For the army this meant a window of opportunity to claw back into the territory and position itself on grounds that had become completely hostile to any law enforcement agency’s presence.

Military commanders now claim that while they backed the Nizam-e-Adl regulations, they were never convinced that the octogenarian leader of Tehrik Nifaz-i-Shariat-i-Mohammadi, Sufi Mohammad, was ever qualified to convince the militants to lay down their arms in return for the introduction of the new regulations. They say that it was at the insistence of the Awami National Party (ANP) and, later, on a consensus in the political circles that led them to an ‘operational pause’ in the strikes against the Taliban.

But, clearly, that operational pause is now over. And a third phase of the military operation is in full swing

The army high command, acutely aware of the public perception of them playing ducks and drakes with opportunities to root out the Taliban, claims that the goal of the operation is very clear: kill the Taliban and wrest this slice of Pakistan’s territory back from their control. But the eventual success of the plan might hinge on factors beyond the control of the army.
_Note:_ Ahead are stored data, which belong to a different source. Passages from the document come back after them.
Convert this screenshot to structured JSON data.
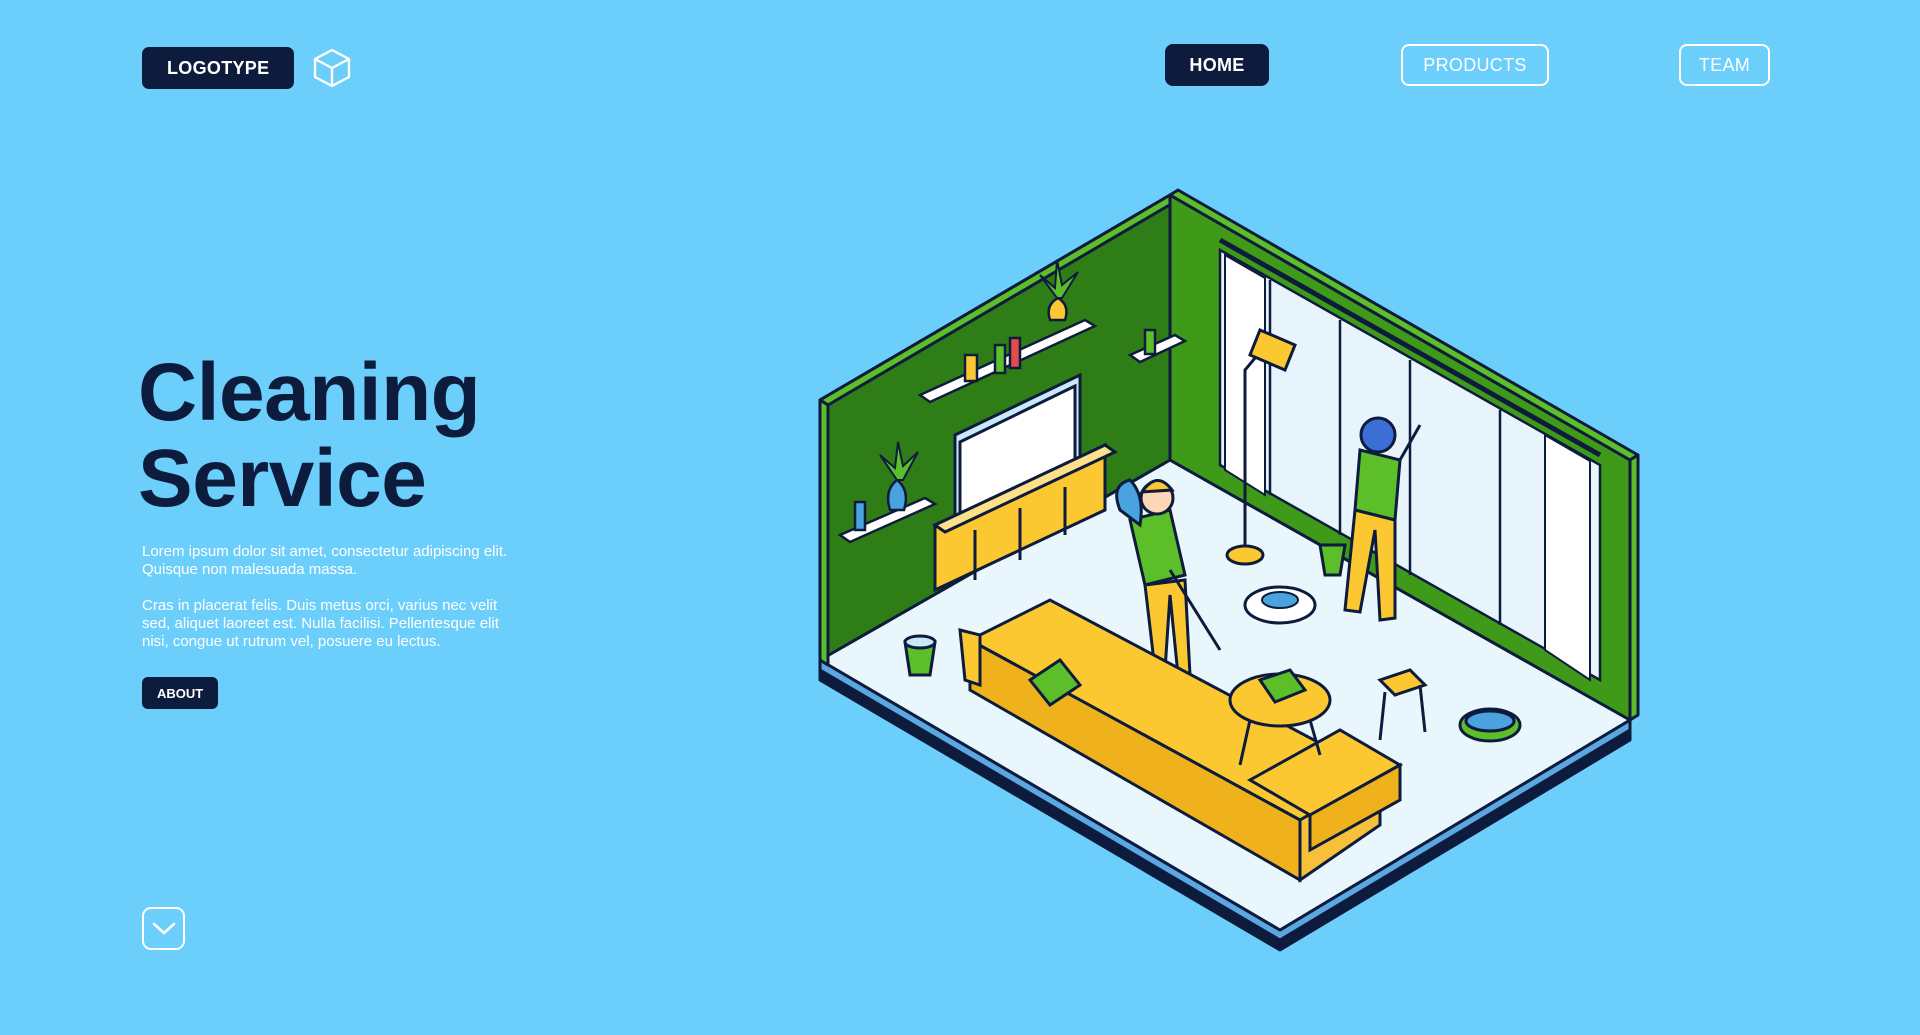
{
  "header": {
    "logo_label": "LOGOTYPE",
    "logo_icon": "cube-icon"
  },
  "nav": {
    "home": "HOME",
    "products": "PRODUCTS",
    "team": "TEAM"
  },
  "hero": {
    "title_line1": "Cleaning",
    "title_line2": "Service",
    "paragraph1": "Lorem ipsum dolor sit amet, consectetur adipiscing elit. Quisque non malesuada massa.",
    "paragraph2": "Cras in placerat felis. Duis metus orci, varius nec velit sed, aliquet laoreet est. Nulla facilisi. Pellentesque elit nisi, congue ut rutrum vel, posuere eu lectus.",
    "about_label": "ABOUT"
  },
  "scroll": {
    "icon": "chevron-down-icon"
  },
  "colors": {
    "background": "#6ccffb",
    "navy": "#0d1b3d",
    "wall_green": "#2f7d16",
    "accent_green": "#5cbf2a",
    "sofa_yellow": "#fbc832"
  }
}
These factors include, first and foremost, the speed at which the ground offensive is making headway. If the initial movement is tardy and the troops are pinned down in long drawn-out guerilla battles by the miscreants, demoralisation and despair might set in early. An accompanying factor is the elimination of the Taliban’s organisational ability. Since they are not an organised force, smashing the heart of the resistance is critical for early success, and also, for sending out the message to all that the army means business.

Just as central to the success of the operation is the handling of the displaced persons and eventually their speedy rehabilitation into the areas that have been cleared of the Taliban. Long queues of wailing women, battered children and angry men might fill up TV footage and change the direction of the wind of public consensus in favour of the military operation that is so necessary for completing it successfully. No less significant is the role of the political leadership, whose visibility and interest in leading the military operation from the front will be decisive in making this effort a national endeavour rather than a mere military enterprise.

Leadership, both provincial and central, will also have to move on the front of development, reconstruction, and reinforcement of the civilian writ in the areas from which the Taliban have been uprooted. Successful military operations often collapse in the second phase of consolidation, which is the job of civil authorities.

Also, the backlash from the militants, in the shape of multiple suicide attacks in Pakistan’s urban centres, has already started to take place. This too, can dent national consensus on the usefulness of the operations, particularly at a time when parties like the JI are already positioning themselves to exploit the rising costs of the operation to their advantage. Military sources, however, claim that they have taken special measures to minimise such dangers.

The state of the country’s other provinces will also affect the success of the operation. Trouble in Balochistan or Karachi plunging into ethnic carnage can be a fatal distraction that needs to be guarded against. And finally, while global support — funding, essentially — is crucial, excessive endorsement from Washington can backfire in a country where US motives are looked at with deep suspicion — and also for good reason.

The military high command has set the benchmark of success rather high in this operation: that at the end of it, the people of Swat should be blessing them rather than cursing them. In this effort, they need as much sustained cooperation from the political leadership as they do from a powerful media that, in more ways than one, can decisively shape public mood in the days ahead.

The writer is former executive editor of The News and a senior journalist with Geo TV hosting a prime time current affairs program.